E não, isto não é um texto do Gato Fedorento

Quando os padrinhos propõem que se façam as pazes, normalmente não lhes dão ouvidos, encarando isso como mera formalidade. Amor-próprio e tal, pronto.

É Tchékhov. Ah pois é.

now reading

segunda-feira, fevereiro 07, 2005

old stories from an old moleskine

último dia no porto, saio do escritório e escolho ir à esplanada; sento-me e leio o jornal, olho em redor mas sobretudo leio
e então olho para o meu lado direito, duas meseas entre mim e ele e eu sorrio
o coração bate-me depressa e eu sorrio
envio-lhe uma mensagem mas ele não vê, faço bolinhas de papel e atiro-lhas mas nenhuma lhe acerta
até que o vejo pegar no telemóvel e então espero
o coração bate-me
e vejo-o olhar em volta até me ver
levanta-se e sorri e senta-se na minha frente, atraente bonito como sempre
e falamos de nada, conto-lhe vagamente pequenas coisas soltas, e ele diz-me "mandei-te um email"
e ele diz-me "comprei-te um livro"
e ele olha para longe e diz "vem ali a minha namorada" e eu não digo
nada
nem sei o que faço se sorrio
sei que continuo conversando
e que tenho que ir
e levanto-me
vou de férias e só volto no fim do mês, ele pergunta-me se eu ainda passo pelo porto entretanto
cumprimentamo-nos e eu digo "fica bem" e afasto-me
eu afasto-me
ponho os óculos escuros e não olho para trás
(sei muito bem que não quero vê-la)
eu afasto-me
há tristeza mas não desespero, como se tudo o que eu escrevi tivesse finalmente tomado a sua forma
mais ou menos definitiva
e pela primeira vez em muito tempo não penso que gostaria de ter dito ou feito qualquer outra coisa
pela primeira vez em muito tempo não desejo ardentemente que tivesse sido de outro modo
inestimavelmente sinto-me bem comigo mesma

sexta-feira, fevereiro 04, 2005

café


a sensação – que já não é de hoje – de saber finalmente o que quero – de nunca ter estado tão certa acerca do sinto – parece ter-se imobilizado (cristalizado?) finalmente
(a ansiedade que não sinto como uma das suas expressões; falta de ansiedade, falta de pressa, e ainda assim desejo)

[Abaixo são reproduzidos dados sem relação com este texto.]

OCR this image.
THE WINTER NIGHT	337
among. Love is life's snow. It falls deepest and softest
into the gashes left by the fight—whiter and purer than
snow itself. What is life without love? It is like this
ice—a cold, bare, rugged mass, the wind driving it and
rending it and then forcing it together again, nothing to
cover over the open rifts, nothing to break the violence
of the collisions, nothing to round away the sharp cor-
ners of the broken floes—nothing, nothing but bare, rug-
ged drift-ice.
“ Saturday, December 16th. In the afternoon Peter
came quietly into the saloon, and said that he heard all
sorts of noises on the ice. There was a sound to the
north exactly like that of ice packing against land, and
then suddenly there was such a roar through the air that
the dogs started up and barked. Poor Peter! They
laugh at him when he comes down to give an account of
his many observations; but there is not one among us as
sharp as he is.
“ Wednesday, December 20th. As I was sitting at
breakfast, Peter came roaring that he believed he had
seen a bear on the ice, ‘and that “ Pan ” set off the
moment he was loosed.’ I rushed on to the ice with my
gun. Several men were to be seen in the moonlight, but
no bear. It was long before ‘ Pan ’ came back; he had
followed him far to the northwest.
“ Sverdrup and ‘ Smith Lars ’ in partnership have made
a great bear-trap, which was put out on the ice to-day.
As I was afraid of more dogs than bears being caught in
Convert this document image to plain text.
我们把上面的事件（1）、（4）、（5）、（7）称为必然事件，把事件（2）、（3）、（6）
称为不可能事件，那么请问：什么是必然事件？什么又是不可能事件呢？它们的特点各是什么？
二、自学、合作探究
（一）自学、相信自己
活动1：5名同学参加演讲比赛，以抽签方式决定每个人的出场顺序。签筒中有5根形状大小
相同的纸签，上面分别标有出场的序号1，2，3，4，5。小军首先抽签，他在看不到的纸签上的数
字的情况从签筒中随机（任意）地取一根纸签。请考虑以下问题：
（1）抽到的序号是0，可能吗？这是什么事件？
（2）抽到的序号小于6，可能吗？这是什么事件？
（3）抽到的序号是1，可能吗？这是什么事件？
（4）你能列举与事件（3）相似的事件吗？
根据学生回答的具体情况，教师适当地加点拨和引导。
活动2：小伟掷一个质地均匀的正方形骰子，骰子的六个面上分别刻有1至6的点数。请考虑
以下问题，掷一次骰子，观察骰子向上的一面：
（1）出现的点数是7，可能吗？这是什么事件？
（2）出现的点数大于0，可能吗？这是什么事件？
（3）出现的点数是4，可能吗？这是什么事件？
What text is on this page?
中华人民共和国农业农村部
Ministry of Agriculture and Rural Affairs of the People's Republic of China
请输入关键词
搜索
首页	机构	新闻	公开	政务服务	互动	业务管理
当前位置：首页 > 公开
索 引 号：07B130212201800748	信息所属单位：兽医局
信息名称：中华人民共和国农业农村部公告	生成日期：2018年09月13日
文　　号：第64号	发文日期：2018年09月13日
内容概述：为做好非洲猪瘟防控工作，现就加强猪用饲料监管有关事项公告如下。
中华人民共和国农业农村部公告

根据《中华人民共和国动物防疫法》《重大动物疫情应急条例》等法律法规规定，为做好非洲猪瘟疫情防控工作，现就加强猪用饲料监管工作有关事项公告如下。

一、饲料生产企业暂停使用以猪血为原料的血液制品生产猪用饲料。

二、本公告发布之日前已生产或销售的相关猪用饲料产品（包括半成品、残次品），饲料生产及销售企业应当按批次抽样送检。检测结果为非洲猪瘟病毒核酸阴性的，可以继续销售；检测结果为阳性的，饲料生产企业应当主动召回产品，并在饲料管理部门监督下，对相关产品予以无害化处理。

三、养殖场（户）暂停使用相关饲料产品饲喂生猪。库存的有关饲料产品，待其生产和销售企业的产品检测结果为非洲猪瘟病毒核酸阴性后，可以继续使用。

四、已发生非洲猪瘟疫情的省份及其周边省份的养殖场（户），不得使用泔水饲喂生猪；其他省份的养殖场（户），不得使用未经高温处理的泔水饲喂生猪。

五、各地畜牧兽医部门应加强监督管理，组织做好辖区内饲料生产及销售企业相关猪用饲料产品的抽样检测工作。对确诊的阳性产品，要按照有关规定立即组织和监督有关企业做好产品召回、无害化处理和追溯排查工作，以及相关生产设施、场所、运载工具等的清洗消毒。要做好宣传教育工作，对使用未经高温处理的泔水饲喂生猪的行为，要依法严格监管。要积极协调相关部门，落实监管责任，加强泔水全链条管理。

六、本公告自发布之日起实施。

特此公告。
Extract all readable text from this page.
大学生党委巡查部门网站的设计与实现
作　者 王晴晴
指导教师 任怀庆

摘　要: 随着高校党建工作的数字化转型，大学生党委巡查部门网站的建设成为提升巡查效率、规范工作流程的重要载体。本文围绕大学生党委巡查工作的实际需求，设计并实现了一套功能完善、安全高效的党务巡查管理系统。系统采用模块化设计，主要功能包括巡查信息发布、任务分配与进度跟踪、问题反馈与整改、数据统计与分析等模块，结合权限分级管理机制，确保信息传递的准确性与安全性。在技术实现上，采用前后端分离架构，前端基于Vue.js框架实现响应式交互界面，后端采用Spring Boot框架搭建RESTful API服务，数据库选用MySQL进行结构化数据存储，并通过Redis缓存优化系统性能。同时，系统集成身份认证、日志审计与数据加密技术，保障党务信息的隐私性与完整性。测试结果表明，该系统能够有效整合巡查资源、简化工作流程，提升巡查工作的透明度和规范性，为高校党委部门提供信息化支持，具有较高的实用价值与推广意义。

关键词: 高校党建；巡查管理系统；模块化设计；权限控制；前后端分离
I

acho que nesse dia o teria beijado

(mas nada levou a isso, apenas o meu desejo; e não importa)
telefonei-lhe e saímos, bebemos um copo e conversámos; sempre coisas sérias e adultas e exteriores a nós mesmos; trouxe-me a casa e eu inclinei-me para ele no banco do carro, o seu braço levantado sobre os meus ombros, um beijo na face e
traz-me uma bola de neve

definitivamente acho que nesse dia o teria beijado

(música: good friday, cocorosie)

quinta-feira, fevereiro 03, 2005

cinq fois deux


ou valerá mesmo a pena começar o que quer que seja? Independentemente do final da história, valerá a pena vivê-la? Sempre? Se não, quando? Às vezes penso se a vida não será mesmo um jogo viciado no qual não se pode ganhar. Mas creio que não; que não é um jogo nem qualquer outra coisa, é vida, apenas.
Quanto ao filme – muito bom, triste. A forma como é contada a história – do fim para o início, como em Irreversible - dá um toque de perda a tudo o resto. A violência de Gilles – explícita quase imediatamente – vai sendo revelada a passo e passo. Os olhos de Marion – a forma como ela fecha decididamente a porta – acompanham mesmo – ou sobretudo – os momentos felizes.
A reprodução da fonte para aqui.